Bayram Bölüm 3


Ertesi sabah yataktan depremle uyandık. Öyle çok önemli bir sarsıntı değildi belki ama Gölcük depremini yeni atlattığımız, hatta tam olarak atlatamadığımız için olsa gerek her türlü sallanmalar sinir bozuyordu. Hâlbuki Denizli için bu tip sarsıntılar çok olağan şeylerdir. Misal, ne zaman akrabalarımı ziyarete gitsem muhakkak bir tanesine denk gelirim. Hatta bir defasında öğle yemeğinde yakalanmıştık da, bizimkiler hiç istiflerini bozmadan ‘tuzu uzatır mısın ?’ gibi söylemlerle sarsıntıyı geçiştirmişlerdi. Yıkıcı olmadığı sürece sorun yok orada yaşayanlar için. Alışmışlar bir kere…

Kötüye de iyiye de alışıyor insan zamanla. Gel gör ki uykudan uyanma şeklinin gürültü, sarsıntı, telefon sesi gibi ani olaylarla gerçekleşmesi, insanın bütün günü keyifsiz bir şekilde gezinmesine neden olabiliyor. Nitekim bir gece önce akşam yemeğinde yaşadığımız ‘depremi’ bile bastırmıştı bu sallantı…

Gölcük depremi sırasında İstanbul’daydım. Sonrasında, o zamanlar oturduğum evden apar topar taşındım.

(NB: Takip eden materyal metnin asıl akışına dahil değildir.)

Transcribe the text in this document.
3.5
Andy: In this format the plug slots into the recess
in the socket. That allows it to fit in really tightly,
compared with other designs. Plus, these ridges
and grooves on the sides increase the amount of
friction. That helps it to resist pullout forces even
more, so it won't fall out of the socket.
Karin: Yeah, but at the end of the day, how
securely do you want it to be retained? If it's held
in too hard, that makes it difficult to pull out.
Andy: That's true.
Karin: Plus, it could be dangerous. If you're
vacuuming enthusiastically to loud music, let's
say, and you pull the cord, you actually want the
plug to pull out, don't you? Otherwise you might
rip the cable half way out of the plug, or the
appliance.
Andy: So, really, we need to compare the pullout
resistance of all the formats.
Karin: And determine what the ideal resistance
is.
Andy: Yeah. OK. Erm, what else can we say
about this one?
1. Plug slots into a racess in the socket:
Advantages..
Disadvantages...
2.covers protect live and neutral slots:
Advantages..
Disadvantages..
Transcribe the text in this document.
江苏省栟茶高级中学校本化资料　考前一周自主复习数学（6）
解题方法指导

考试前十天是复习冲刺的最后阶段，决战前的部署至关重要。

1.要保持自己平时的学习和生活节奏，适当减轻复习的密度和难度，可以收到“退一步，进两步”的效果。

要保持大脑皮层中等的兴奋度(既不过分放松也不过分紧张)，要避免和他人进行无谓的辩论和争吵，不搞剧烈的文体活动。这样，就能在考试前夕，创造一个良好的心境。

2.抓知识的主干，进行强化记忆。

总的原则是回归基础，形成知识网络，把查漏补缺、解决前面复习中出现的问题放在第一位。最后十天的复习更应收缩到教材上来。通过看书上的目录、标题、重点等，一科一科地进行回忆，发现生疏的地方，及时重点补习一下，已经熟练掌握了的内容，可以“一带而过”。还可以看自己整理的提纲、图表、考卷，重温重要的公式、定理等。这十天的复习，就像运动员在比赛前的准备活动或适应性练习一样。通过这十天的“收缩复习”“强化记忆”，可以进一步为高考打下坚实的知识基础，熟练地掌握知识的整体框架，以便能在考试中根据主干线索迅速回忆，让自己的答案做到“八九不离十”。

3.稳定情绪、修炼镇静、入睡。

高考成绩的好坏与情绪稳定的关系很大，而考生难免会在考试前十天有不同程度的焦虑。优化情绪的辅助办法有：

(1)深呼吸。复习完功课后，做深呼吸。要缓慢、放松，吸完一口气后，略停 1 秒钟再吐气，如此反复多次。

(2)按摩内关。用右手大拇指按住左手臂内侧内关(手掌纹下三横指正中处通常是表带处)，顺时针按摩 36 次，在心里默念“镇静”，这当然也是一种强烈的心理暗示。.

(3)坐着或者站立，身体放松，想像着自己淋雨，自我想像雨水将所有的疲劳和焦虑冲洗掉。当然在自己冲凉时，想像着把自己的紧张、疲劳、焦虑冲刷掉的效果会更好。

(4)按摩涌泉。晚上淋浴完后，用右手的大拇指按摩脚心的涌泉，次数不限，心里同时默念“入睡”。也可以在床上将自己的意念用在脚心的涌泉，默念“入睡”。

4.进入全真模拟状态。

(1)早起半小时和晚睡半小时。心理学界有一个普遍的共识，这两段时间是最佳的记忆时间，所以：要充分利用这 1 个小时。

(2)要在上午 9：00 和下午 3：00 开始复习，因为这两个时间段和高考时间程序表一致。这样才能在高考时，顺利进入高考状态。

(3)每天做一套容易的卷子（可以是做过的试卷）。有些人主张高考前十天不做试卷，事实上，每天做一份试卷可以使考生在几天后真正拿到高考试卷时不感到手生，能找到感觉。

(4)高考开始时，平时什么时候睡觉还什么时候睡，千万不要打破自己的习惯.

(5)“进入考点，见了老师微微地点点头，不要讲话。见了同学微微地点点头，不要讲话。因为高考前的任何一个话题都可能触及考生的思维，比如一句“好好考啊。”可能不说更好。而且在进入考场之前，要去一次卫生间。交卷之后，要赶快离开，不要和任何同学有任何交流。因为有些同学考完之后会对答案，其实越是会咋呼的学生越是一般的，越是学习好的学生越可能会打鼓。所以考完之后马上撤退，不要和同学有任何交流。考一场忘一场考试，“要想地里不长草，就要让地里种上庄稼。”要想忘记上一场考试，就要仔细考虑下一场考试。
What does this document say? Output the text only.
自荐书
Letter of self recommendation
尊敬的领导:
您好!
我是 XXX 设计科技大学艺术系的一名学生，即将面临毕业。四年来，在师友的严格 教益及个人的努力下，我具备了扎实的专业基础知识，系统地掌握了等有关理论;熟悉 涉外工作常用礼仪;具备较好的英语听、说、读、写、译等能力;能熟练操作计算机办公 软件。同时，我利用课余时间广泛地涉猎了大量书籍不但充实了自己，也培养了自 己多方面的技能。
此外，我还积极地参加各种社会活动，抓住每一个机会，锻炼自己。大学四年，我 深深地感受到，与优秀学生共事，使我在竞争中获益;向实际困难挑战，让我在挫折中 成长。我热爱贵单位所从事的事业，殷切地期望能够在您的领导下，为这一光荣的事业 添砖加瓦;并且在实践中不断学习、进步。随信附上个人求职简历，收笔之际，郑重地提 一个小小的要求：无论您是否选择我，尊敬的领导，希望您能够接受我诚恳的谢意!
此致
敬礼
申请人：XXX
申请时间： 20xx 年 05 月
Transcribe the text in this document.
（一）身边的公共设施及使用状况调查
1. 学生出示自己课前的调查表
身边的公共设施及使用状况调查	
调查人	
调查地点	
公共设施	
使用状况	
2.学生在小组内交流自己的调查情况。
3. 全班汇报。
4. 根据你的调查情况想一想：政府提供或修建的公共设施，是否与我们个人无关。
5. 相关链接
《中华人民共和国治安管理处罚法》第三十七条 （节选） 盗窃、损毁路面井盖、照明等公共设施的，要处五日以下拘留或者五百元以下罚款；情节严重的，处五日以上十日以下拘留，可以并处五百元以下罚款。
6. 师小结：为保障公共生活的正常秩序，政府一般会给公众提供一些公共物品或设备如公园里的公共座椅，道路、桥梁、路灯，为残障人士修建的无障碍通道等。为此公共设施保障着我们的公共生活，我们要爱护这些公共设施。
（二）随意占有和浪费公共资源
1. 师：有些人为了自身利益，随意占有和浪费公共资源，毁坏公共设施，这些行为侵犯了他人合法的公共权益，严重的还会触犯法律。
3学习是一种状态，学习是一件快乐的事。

Sanırım o geceyi benim gibi yüksek katlı binalarda yaşamış olanların büyük bir kısmı, benim yaptığımı yapmak istemiş ve hatta yapmıştı. Yirmi birinci katta ikamet eden beyefendinin don gömlek sokağa çıkması olayın vahametini net bir biçimde gözler önüne seriyordu. Ama benim asıl ilgimi çeken, insanların panik sonrasında yanlarına aldıkları eşyalarıydı. Çantalarından evlerinin anahtarı yerine daha önce hiç takmamış oldukları küpeleri ya da para, altın gibi ‘değerlileri’ yerine, çocuklarının oyuncakları çıkanlar vardı. Bu kadar ölümle burun buruna geldikten sonra insanların panikle yanlarına aldıkları eşyalarının önem sırasına göre olmasını bekliyor insan ister istemez. Sanırım ya yaşarken değer yargılarımızı unutuyoruz, ya da sadece felaket anında gerçek değerlilerimizi buluyoruz.

Sarsıntı sonrası şokunu atlatır atlatmaz ilk aklıma gelen Filizi aramak oldu. Saat erken olsa da deprem sayesinde uyandırma riski taşımayan bir görüşme olacaktı. Filizle konuşmak için her türlü bahaneyi değerlendiren biri olarak hemen telefona sarıldım. Diğer ucunda tahmin ettiğim üzere, çamaşır makinesinden az önce çıkmış bir gömlek gibi, buruş buruş bir sesle karşılaştım. Korkuyla karışan şaşkınlığından henüz kurtulamamış olan Filiz uyku sersemi gibi geveleyerek konuştu. Ben günün programını yapmak arzusundayken, o Aysunlarla henüz konuşmamış olduğundan bahsetti. Telefon görüşmemizi, onun Aysun’la konuşmasından sonra yinelemek üzere sonlandırdık.

Filizin aramasını beklerken bende kendime çeki düzen verdim. Aklımızı rutin işlerle uğraşırken daha yaratıcı kullandığımızı düşünüyorum. Nitekim tıraş olurken, Filiz’in ‘bizim keyfimiz yok, bugün pinekleyeceğiz’ ine karşılık, ‘B planı’ olarak lunaparka gitme fikrini ortaya atabileceğime karar verdim.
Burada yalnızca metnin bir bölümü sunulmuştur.